Things Just Got Really Ugly for DraftKings: Over 67,000 Compromised
It's worse than we were led to believe. DraftKings has now admitted that a hacking of customer accounts during the opening of this year's FIFA World Cup resulted in over 67,000 betting accounts being compromised.
At the time of the attack, DraftKings originally claimed there was no breach. Customer service numbers and links were reportedly unreachable.
It was so bad that even David Purdum of ESPN reported on the dreadful response. Good luck even today finding many media outlets reporting on the breach. Most have comfy affiliate deals with DraftKings.
We typed "DraftKings Breach" into Google and got a few returns, most of those tech sites like Bleeping Computer, SiliconANGLE and Gizmodo.
We typed this huge story into Google News sorted by date and got four stories six hours after the news first broke.
"In a data breach notification filed with the Main Attorney General's office, DraftKings disclosed that the data of 67,995 people was exposed in last month's incident."
— Alfonso Straffon (@astraffon) December 19, 2022
DraftKings warns data of 67K people was exposed in account hacks https://t.co/DkheOUSTgx
Even Twitter was mostly void of anything related to the breach.
Customers apparently only learned the gravity of the situation this past weekend.
Glad @DraftKings finally sent out a notice of a security breach one month after it happened in plain sight.
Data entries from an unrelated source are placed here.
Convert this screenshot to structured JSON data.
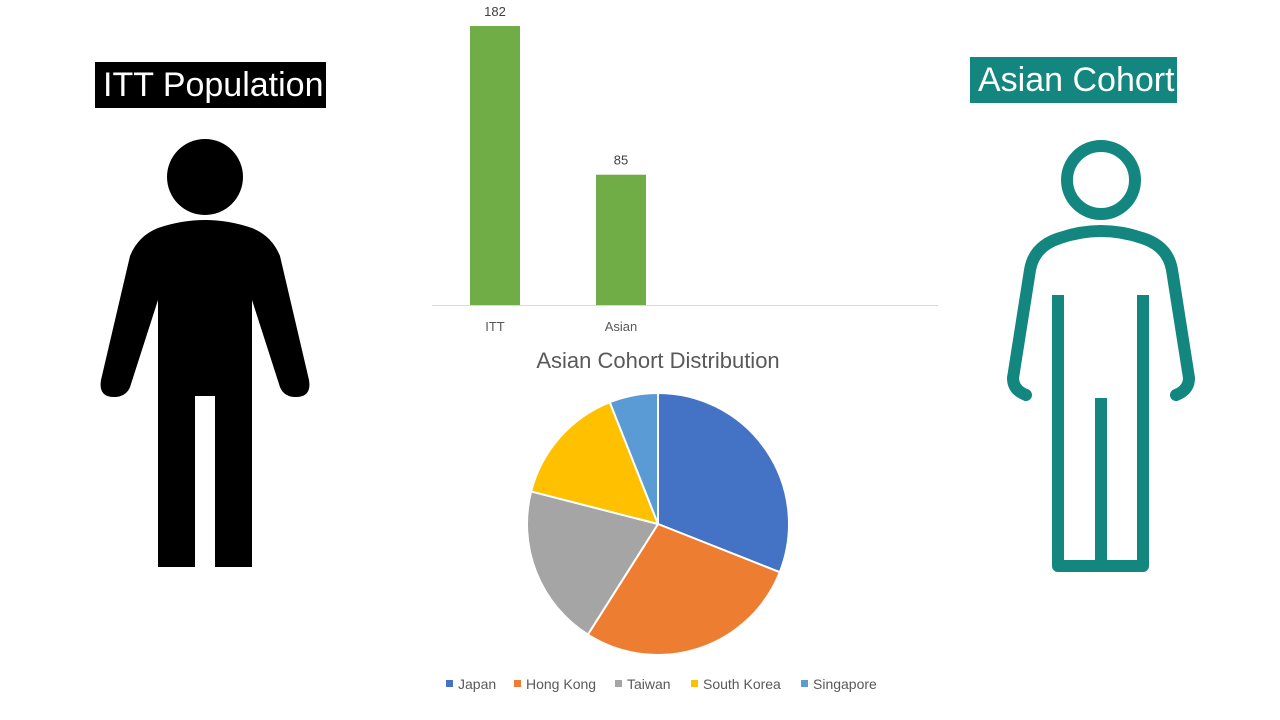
{
  "labels": {
    "itt": "ITT Population",
    "asian": "Asian Cohort"
  },
  "colors": {
    "itt_figure": "#000000",
    "asian_figure": "#12867f",
    "bar": "#70ad47"
  },
  "chart_data": [
    {
      "type": "bar",
      "title": "",
      "categories": [
        "ITT",
        "Asian"
      ],
      "values": [
        182,
        85
      ],
      "xlabel": "",
      "ylabel": "",
      "ylim": [
        0,
        182
      ],
      "data_labels": true,
      "grid": false
    },
    {
      "type": "pie",
      "title": "Asian Cohort Distribution",
      "slices": [
        {
          "label": "Japan",
          "value": 31,
          "color": "#4472c4"
        },
        {
          "label": "Hong Kong",
          "value": 28,
          "color": "#ed7d31"
        },
        {
          "label": "Taiwan",
          "value": 20,
          "color": "#a5a5a5"
        },
        {
          "label": "South Korea",
          "value": 15,
          "color": "#ffc000"
        },
        {
          "label": "Singapore",
          "value": 6,
          "color": "#5b9bd5"
        }
      ],
      "legend": "bottom"
    }
  ]
}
— El Capitan (@CaptMorganDFS) December 16, 2022
They had 100s of messages about it and didn’t say a word until 6 days later and admitted no actual breach until now.
It was November 24 that DraftKings acknowledged the issue, albeit not to the extent we know of now.
At the time, they claimed pproximately $300,000 had been withdrawn from some customer accounts without authorization. And those claiming responsibility for the breach took to Twitter to mock the matter, thanking DraftKings customers for the "free money".
Whether regulators care remains to be seen.